Special to The Seattle Times
Seattle Symphony Orchestra
With Kurt Masur conducting, 8 p.m. today and Saturday, Benaroya Hall, 200 University St., Seattle; $9-$100 (206-215-4747 or seattlesymphony.org).Concert review |
One of the most memorable moments in my lifetime's experience of Bruckner was of a soft brass chord in the Third Symphony. It shone like sunlight glinting on the surface of a calm sea. The conductor was Kurt Masur. So it was exciting to learn that the great German maestro had chosen music by Bruckner, along with Mozart's 40th Symphony, for his long-awaited debut Thursday with the Seattle Symphony.
Bruckner's Fourth has none of the wondrous rapt mysticism of his Seventh, the other most popular of his symphonies. It is all nature poetry, and this was a supremely natural performance, to such a point that Masur had no truck with the rather mannered little hesitations that Bruckner wrote into the bucolic horn calls of the scherzo, propelling them instead with exhilarating directness.
Speaking of horn calls, no performance of the Fourth can go far without a first horn of the highest caliber: the part is of central importance, and John Cerminaro brought unfailing purity and poetry of tone and phrasing to it. As in the fluent and cogent Mozart performance that opened the evening, the Bruckner found the orchestra responding to Masur's batonless leadership with high artistry and obvious enthusiasm.
Seattle's superb brass choir issued one rich and sonorous proclamation after another. Michael Crusoe's timpani sounded crisp and unfailingly punctual. The woodwinds gloried in their many solos, and there were frequent stretches of gorgeously saturated string tone, with the violas piercingly eloquent in the slow movement.

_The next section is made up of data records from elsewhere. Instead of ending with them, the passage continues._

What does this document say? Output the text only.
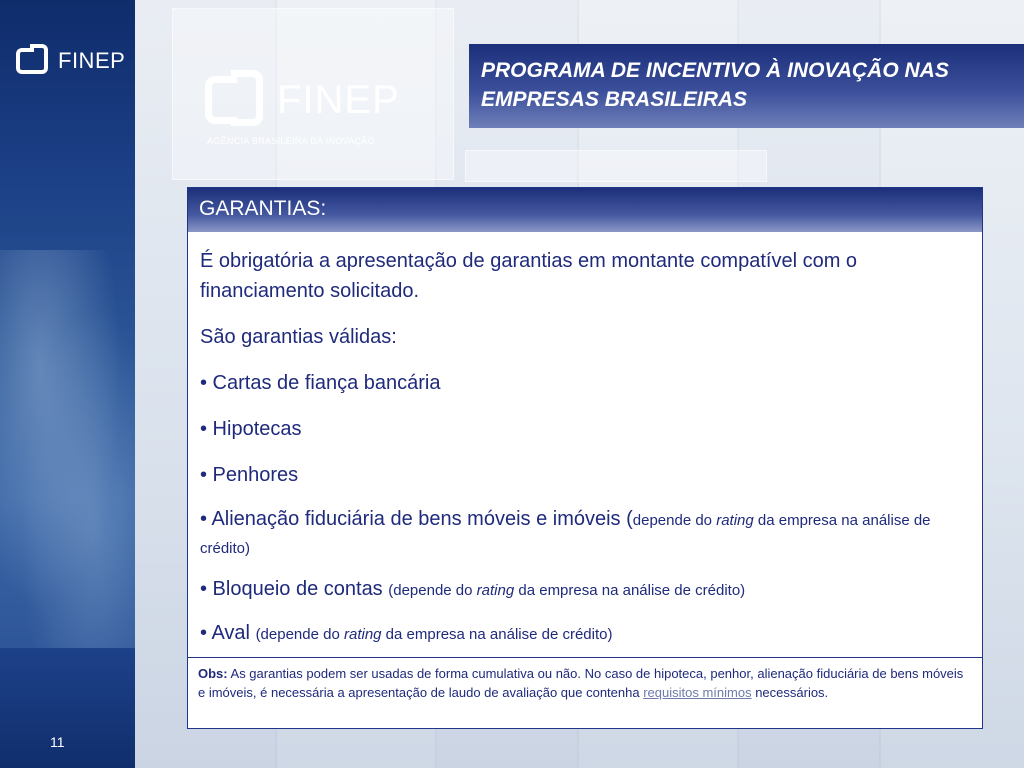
FINEP
11
FINEP
AGÊNCIA BRASILEIRA DA INOVAÇÃO
PROGRAMA DE INCENTIVO À INOVAÇÃO NAS
EMPRESAS BRASILEIRAS
GARANTIAS:

É obrigatória a apresentação de garantias em montante compatível com o financiamento solicitado.

São garantias válidas:

• Cartas de fiança bancária

• Hipotecas

• Penhores

• Alienação fiduciária de bens móveis e imóveis (depende do rating da empresa na análise de crédito)

• Bloqueio de contas (depende do rating da empresa na análise de crédito)

• Aval (depende do rating da empresa na análise de crédito)

Obs: As garantias podem ser usadas de forma cumulativa ou não. No caso de hipoteca, penhor, alienação fiduciária de bens móveis e imóveis, é necessária a apresentação de laudo de avaliação que contenha requisitos mínimos necessários.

As a member of the Chicago Symphony commented years ago after we had both heard a Mahler symphony played by Masur with the Leipzig Gewandhaus Orchestra, "It just went to prove that you don't always have to play everything as loudly as possible."
Perhaps the most spectacular thing about this Fourth was that there was nothing spectacular about it. Paced without a trace of affectation, it was simply human and warmly spiritual. These are qualities that almost define Bruckner, and it was no surprise to find them in the work of a conductor whose moral authority helped materially to prevent the collapse of the East German regime in 1989 from turning violent.
He was widely regarded at the time as a potential first president for the reunited Germany, but decided he wanted a more challenging job, and became music director of the New York Philharmonic instead.